I have many responsibilities here at work. I am responsible for people’s lives and safety. I am responsible for putting a friendly face on the Y. I am responsible for being a good role model to children. But I am not responsible for others’ discomfort about my body. The reason that the YMCA has such high standards is that it takes on the responsibility of being a leader in the community. I think one of the things it strives to be a leader in is anti-discrimination. Contributing to a world of discrimination is neglecting that responsibility. It encourages prejudice and ignorance, instead of openness and respect.

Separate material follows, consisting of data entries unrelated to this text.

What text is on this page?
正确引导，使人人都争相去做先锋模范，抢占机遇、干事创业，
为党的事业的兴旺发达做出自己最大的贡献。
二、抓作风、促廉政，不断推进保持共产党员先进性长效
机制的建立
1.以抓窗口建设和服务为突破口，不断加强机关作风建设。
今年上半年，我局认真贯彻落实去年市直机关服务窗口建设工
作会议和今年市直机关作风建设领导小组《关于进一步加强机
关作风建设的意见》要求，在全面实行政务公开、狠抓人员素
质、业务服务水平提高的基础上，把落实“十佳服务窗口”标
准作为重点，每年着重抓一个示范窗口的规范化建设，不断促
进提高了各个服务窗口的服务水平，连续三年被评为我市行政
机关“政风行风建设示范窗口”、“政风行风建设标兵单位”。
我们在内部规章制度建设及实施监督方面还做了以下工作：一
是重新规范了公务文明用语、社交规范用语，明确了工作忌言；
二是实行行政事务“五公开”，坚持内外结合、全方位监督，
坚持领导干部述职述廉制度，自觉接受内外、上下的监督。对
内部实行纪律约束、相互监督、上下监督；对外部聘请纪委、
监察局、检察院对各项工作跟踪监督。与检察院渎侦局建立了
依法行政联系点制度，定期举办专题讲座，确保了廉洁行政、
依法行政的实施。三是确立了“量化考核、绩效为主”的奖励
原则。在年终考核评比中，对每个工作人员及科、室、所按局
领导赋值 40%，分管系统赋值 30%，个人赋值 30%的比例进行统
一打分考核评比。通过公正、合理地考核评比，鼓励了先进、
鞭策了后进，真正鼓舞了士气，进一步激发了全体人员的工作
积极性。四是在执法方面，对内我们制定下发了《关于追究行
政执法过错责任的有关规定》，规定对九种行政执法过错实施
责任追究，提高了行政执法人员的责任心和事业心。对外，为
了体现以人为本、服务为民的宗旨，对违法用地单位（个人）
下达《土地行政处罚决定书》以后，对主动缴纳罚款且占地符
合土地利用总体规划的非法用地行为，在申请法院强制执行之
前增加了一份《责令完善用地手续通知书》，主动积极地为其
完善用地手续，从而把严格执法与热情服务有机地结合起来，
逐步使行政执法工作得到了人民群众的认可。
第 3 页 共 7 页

The first thing I did after the meeting with my boss was try to hold back tears and concentrate on guarding for the last half hour of my shift. Then I went home and sobbed, and talked to as many people as I could think of who could help. I contacted my therapist who gave me the name of the queer group faculty advisor at the university. I contacted the LGBT center in town. I talked to awesome cool college friends on Facebook. I contacted the Queer Resource Center at my college in California. No one answered though, and I had to leave messages. I think it’s pretty slow over the summer. I did have a good conversation with a college buddy though. Made me feel a little better. I also watched TV. It didn’t help that my parents weren’t home and I’d already lost my other job. My life felt really weird then. The QRC called me back about a week later, and gave me the number for the Transgender Law Center, which is mainly for California. They didn’t know much about Wisconsin law, and couldn’t help me out too much. They did give me contact information for the National Center for Lesbian Rights, since they were more likely to know about Wisconsin. But, I’m not a lesbian, so I don’t know if they’d know lots about transgender issues. I could contact Human Resources at the Y. I can’t trust they they would understand better than my boss though. I’m sure most everyone in Wisconsin is prejudiced against, or ignorant about, everything trans.

It’s exhausting being here. I feel like a freak and an outcast wherever I am. That’s why I’m having trouble making friends. I’m seen first as a freak, and then as a person. It’s that same mindset that allows my boss to think that it’s okay to ask me to not use the men’s locker room.

Cake

I know I haven’t made a post in a while, so I’m not going to pretend I’m going to start updating regularly again. I might, especially since I finished all my library books. I need a new series.

One of the things about me is that I suck at baking. I don’t know how it happens, but it’s a disaster every time. I made cookies last weekend and they stuck to the pan because I couldn’t find cooking spray. They chipped coming out. I once forgot that I had put cookies in and went for a run, so they were in there for a hour. Yikes! My worst one was when I made cupcakes. I filled them up too much and they overflowed. To try to catch the dripping cake-ness, I but a cutting board underneath the pan, since it was big and flat. Turns out plastic melts. I made awesome plastic art and a mess in the oven.

But I still keep on baking. It was my dad’s 47th birthday a couple weeks ago, and we haven’t had the time to celebrate it. My dad’s the man who doesn’t want anything, so he’s the hardest to shop for. I decided to get him a bag of pistachios and make him a cake. Tomorrow I’m going to buy some pistachio gelato! I’m making the cake right now while my parents are asleep, since they’re home all day tomorrow, and there’s no way I can make a cake that secretly. I went and bought everything all by myself. I got those number candles! I found a cake pan, and I found the cooking spray at long last! I got a bowl and started putting all the ingredients in, and…I put too much water in. I wasn’t paying attention and put two cups of water instead of one and a third. You can’t take something out of the bowl when you’ve put other stuff in already. That’s called entropy. So, I just did everything else right — and ate lots of the mix since it was yummy and chocolatey — and hoped for the best. And it came out okay!!! I put a fork in and it came out clean!! So now I’m just watching King of the Hill and waiting for it to cool so I can frost it and decorate it. It’s gonna be the best Dad’s Birthday ever!